Il a aussi ces bambins minuscules qui courent sans s'arrêter, la morve au nez. J'entends leurs cris et leurs rires résonner comme du cristal morcelé. Puis parfois, l'un d'eux trébuche et je me précipite pour souffler sur un méchant bobo. 

Des fois, dans la rue, c'est tout joyeux. D'autres fois, non. Il y passe encore des gens à l'étroit entre deux soupirs. Ils ont des poches de douleur, grises sous leurs yeux bleu saphir. Ils laissent les marmots fuir. 

Un matin, j'ai vu un drôle de type. Il était tout de blanc vêtu avec de grosses bottes de poissonnier. Il tricotait une belle écharpe neige qui lui battait entre les jambes au fur et à mesure qu'il avançait. 

L'autre jour, c'était une vieillarde. Ridée et rabougrie sous son nuage de cheveux blancs, elle levait des yeux célestes et émerveillés. Comme ceux d'une enfant. 

Hier, une femme immense perchée sur des hauts talons aux aiguilles aiguisées. Droite comme un I, cheveux tirés aux quatre épingles. Elle avait tout de même un petit sourire mais ce sourire-là, mieux vaut ne pas le recevoir tant il fait peur. Mielleux et creux, il m'écoeure. 

Je laisse passer les cyclistes, souvent. Eux justement, ne craignent pas le vent.

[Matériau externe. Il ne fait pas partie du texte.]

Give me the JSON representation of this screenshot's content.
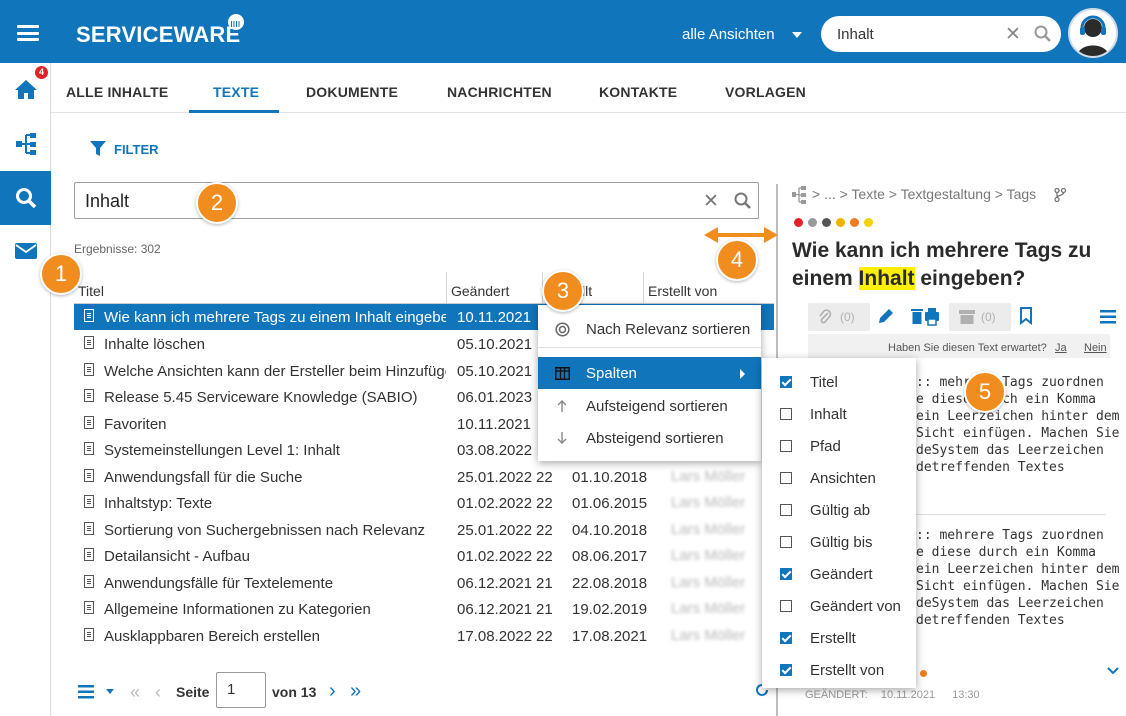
{
  "header": {
    "brand": "SERVICEWARE",
    "views_label": "alle Ansichten",
    "search_value": "Inhalt"
  },
  "rail": {
    "home_badge": "4"
  },
  "tabs": [
    "ALLE INHALTE",
    "TEXTE",
    "DOKUMENTE",
    "NACHRICHTEN",
    "KONTAKTE",
    "VORLAGEN"
  ],
  "active_tab": "TEXTE",
  "filter_label": "FILTER",
  "search": {
    "value": "Inhalt"
  },
  "results_label": "Ergebnisse: 302",
  "columns": [
    "Titel",
    "Geändert",
    "Erstellt",
    "Erstellt von"
  ],
  "column_partial": "llt",
  "rows": [
    {
      "title": "Wie kann ich mehrere Tags zu einem Inhalt eingeben?",
      "changed": "10.11.2021",
      "created": "",
      "author": "",
      "trunc": ""
    },
    {
      "title": "Inhalte löschen",
      "changed": "05.10.2021",
      "created": "",
      "author": "",
      "trunc": ""
    },
    {
      "title": "Welche Ansichten kann der Ersteller beim Hinzufügen auswählen?",
      "changed": "05.10.2021",
      "created": "",
      "author": "",
      "trunc": ""
    },
    {
      "title": "Release 5.45 Serviceware Knowledge (SABIO)",
      "changed": "06.01.2023",
      "created": "",
      "author": "",
      "trunc": ""
    },
    {
      "title": "Favoriten",
      "changed": "10.11.2021",
      "created": "",
      "author": "",
      "trunc": ""
    },
    {
      "title": "Systemeinstellungen Level 1: Inhalt",
      "changed": "03.08.2022",
      "created": "",
      "author": "",
      "trunc": ""
    },
    {
      "title": "Anwendungsfall für die Suche",
      "changed": "25.01.2022",
      "created": "01.10.2018",
      "author": "Lars Möller",
      "trunc": "22"
    },
    {
      "title": "Inhaltstyp: Texte",
      "changed": "01.02.2022",
      "created": "01.06.2015",
      "author": "Lars Möller",
      "trunc": "22"
    },
    {
      "title": "Sortierung von Suchergebnissen nach Relevanz",
      "changed": "25.01.2022",
      "created": "04.10.2018",
      "author": "Lars Möller",
      "trunc": "22"
    },
    {
      "title": "Detailansicht - Aufbau",
      "changed": "01.02.2022",
      "created": "08.06.2017",
      "author": "Lars Möller",
      "trunc": "22"
    },
    {
      "title": "Anwendungsfälle für Textelemente",
      "changed": "06.12.2021",
      "created": "22.08.2018",
      "author": "Lars Möller",
      "trunc": "21"
    },
    {
      "title": "Allgemeine Informationen zu Kategorien",
      "changed": "06.12.2021",
      "created": "19.02.2019",
      "author": "Lars Möller",
      "trunc": "21"
    },
    {
      "title": "Ausklappbaren Bereich erstellen",
      "changed": "17.08.2022",
      "created": "17.08.2021",
      "author": "Lars Möller",
      "trunc": "22"
    }
  ],
  "pager": {
    "page": "1",
    "of_label": "von 13",
    "page_label": "Seite"
  },
  "context_menu": {
    "items": [
      "Nach Relevanz sortieren",
      "Spalten",
      "Aufsteigend sortieren",
      "Absteigend sortieren"
    ],
    "selected": "Spalten"
  },
  "columns_submenu": [
    {
      "label": "Titel",
      "checked": true
    },
    {
      "label": "Inhalt",
      "checked": false
    },
    {
      "label": "Pfad",
      "checked": false
    },
    {
      "label": "Ansichten",
      "checked": false
    },
    {
      "label": "Gültig ab",
      "checked": false
    },
    {
      "label": "Gültig bis",
      "checked": false
    },
    {
      "label": "Geändert",
      "checked": true
    },
    {
      "label": "Geändert von",
      "checked": false
    },
    {
      "label": "Erstellt",
      "checked": true
    },
    {
      "label": "Erstellt von",
      "checked": true
    }
  ],
  "detail": {
    "breadcrumb": "> ... > Texte > Textgestaltung > Tags",
    "tag_colors": [
      "#e2222a",
      "#9a9a9a",
      "#555555",
      "#f0b400",
      "#f07c1e",
      "#f6d100"
    ],
    "title_before": "Wie kann ich mehrere Tags zu einem ",
    "title_highlight": "Inhalt",
    "title_after": " eingeben?",
    "attach_count": "(0)",
    "archive_count": "(0)",
    "rating_question": "Haben Sie diesen Text erwartet?",
    "rating_yes": "Ja",
    "rating_no": "Nein",
    "text_block_1": [
      ":: mehrere Tags zuordnen",
      "e diese durch ein Komma",
      "ein Leerzeichen hinter dem",
      "Sicht einfügen. Machen Sie",
      "deSystem das Leerzeichen",
      "detreffenden Textes"
    ],
    "text_block_2": [
      ":: mehrere Tags zuordnen",
      "e diese durch ein Komma",
      "ein Leerzeichen hinter dem",
      "Sicht einfügen. Machen Sie",
      "deSystem das Leerzeichen",
      "detreffenden Textes"
    ],
    "footer_label": "GEÄNDERT:",
    "footer_date": "10.11.2021",
    "footer_time": "13:30"
  },
  "callouts": [
    "1",
    "2",
    "3",
    "4",
    "5"
  ],
  "colors": {
    "brand_blue": "#1075bb",
    "callout": "#f18d1e",
    "highlight": "#ffef00",
    "badge": "#e2222a"
  }
}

Leurs tignasses y virevoltent, leurs sourires y grelottent. De vraies machines à s'adoucir la journée. 

Puis quelques fois, il a des fous. Des fous marmonnant tout seuls, des fous qui rient sans qu'on sache pourquoi, des fous qui font des blagues aux autres passants, des fous qui filent en regardant les gens droit dans les yeux. Peut-être que j'en fais partie, moi, de ce genre de fous... 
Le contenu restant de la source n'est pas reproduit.